Unrestricted warfare economic strategy — the use of financial markets, trade policy, and commercial mechanisms as weapons of geopolitical conflict — is not a theory. It is a documented doctrine, and China has been executing it for twenty-five years while the West debated whether it was real.
In 1999, two colonels in the People’s Liberation Army published a strategic manual titled “Unrestricted Warfare.” Its central argument was that 21st century conflict would not be limited to kinetic military engagements. Any domain — financial markets, trade networks, information systems, material supply chains, legal systems — could be weaponized against an adversary.

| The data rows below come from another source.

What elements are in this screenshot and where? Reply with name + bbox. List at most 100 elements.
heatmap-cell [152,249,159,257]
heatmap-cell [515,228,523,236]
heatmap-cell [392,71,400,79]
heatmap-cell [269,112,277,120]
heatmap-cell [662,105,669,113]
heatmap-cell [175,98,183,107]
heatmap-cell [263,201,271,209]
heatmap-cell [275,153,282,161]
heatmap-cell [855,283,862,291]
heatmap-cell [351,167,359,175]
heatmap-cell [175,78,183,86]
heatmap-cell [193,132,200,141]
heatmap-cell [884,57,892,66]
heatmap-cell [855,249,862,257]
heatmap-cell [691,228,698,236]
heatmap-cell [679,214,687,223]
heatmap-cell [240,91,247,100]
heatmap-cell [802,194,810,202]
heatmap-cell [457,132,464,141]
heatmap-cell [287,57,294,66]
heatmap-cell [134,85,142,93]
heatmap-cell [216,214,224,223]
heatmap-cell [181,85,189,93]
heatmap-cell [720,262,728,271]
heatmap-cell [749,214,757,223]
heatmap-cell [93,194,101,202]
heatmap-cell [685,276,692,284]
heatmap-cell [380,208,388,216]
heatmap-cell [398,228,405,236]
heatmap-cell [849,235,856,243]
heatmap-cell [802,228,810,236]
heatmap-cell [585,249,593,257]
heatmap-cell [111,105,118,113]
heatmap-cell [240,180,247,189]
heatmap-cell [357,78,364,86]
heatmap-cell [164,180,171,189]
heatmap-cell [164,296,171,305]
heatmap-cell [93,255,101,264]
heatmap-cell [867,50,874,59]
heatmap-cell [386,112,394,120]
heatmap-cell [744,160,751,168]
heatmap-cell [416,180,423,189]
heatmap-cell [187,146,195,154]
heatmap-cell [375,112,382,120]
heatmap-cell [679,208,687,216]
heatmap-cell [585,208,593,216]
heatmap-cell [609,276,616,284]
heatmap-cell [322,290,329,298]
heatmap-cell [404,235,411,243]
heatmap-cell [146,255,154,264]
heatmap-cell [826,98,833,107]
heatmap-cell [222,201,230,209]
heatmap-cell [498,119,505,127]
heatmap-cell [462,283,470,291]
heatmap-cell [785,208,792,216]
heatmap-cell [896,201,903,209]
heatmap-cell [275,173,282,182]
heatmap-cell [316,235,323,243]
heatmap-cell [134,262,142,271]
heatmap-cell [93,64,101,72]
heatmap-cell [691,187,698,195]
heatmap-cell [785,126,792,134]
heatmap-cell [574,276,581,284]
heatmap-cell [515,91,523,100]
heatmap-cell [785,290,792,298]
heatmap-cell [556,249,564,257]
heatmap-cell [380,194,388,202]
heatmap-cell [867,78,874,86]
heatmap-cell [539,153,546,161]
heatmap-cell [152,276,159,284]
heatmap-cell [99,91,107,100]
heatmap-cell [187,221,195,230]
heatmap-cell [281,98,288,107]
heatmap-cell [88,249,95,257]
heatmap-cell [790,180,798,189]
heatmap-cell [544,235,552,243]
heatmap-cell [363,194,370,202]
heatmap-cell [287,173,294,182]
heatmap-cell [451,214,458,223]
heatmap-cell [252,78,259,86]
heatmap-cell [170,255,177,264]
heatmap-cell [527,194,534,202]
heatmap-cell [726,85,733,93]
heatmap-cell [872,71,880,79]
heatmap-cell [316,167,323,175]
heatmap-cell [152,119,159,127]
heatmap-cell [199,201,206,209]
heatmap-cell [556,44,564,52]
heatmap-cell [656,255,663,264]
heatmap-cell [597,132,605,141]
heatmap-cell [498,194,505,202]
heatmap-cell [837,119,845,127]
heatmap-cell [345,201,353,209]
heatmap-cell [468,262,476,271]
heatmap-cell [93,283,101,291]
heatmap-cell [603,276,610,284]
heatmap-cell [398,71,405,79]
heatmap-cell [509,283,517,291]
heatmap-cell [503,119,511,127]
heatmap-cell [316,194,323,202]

The key insight was that Western liberal democracies, conditioned to think of warfare as tanks and aircraft, would not recognize economic and commercial operations as acts of war until the damage was irreversible.
Craig Tindale’s analysis in his Financial Sense interview maps the execution of this doctrine across the critical mineral supply chain with forensic precision. Chinese state smelters offering below-cost processing contracts to Chilean copper miners — unrestricted warfare. State-backed short sellers targeting DoD-funded industrial startups — unrestricted warfare. Gallium export restrictions timed to coincide with Western directed energy weapons programs — unrestricted warfare. The pattern is consistent, the doctrine is explicit, and the West has been largely too conditioned by Cold War kinetic thinking to recognize it.
The investment implication is that standard geopolitical risk frameworks are insufficient. Companies with Chinese-controlled input dependencies carry risks that don’t appear in standard financial models. The risk is not that China will invade. The risk is that China will simply stop issuing export licenses. That is a commercial decision that happens to produce military-grade strategic outcomes. Unrestricted warfare economic strategy doesn’t require a declaration of war. It just requires patience and control of the midstream.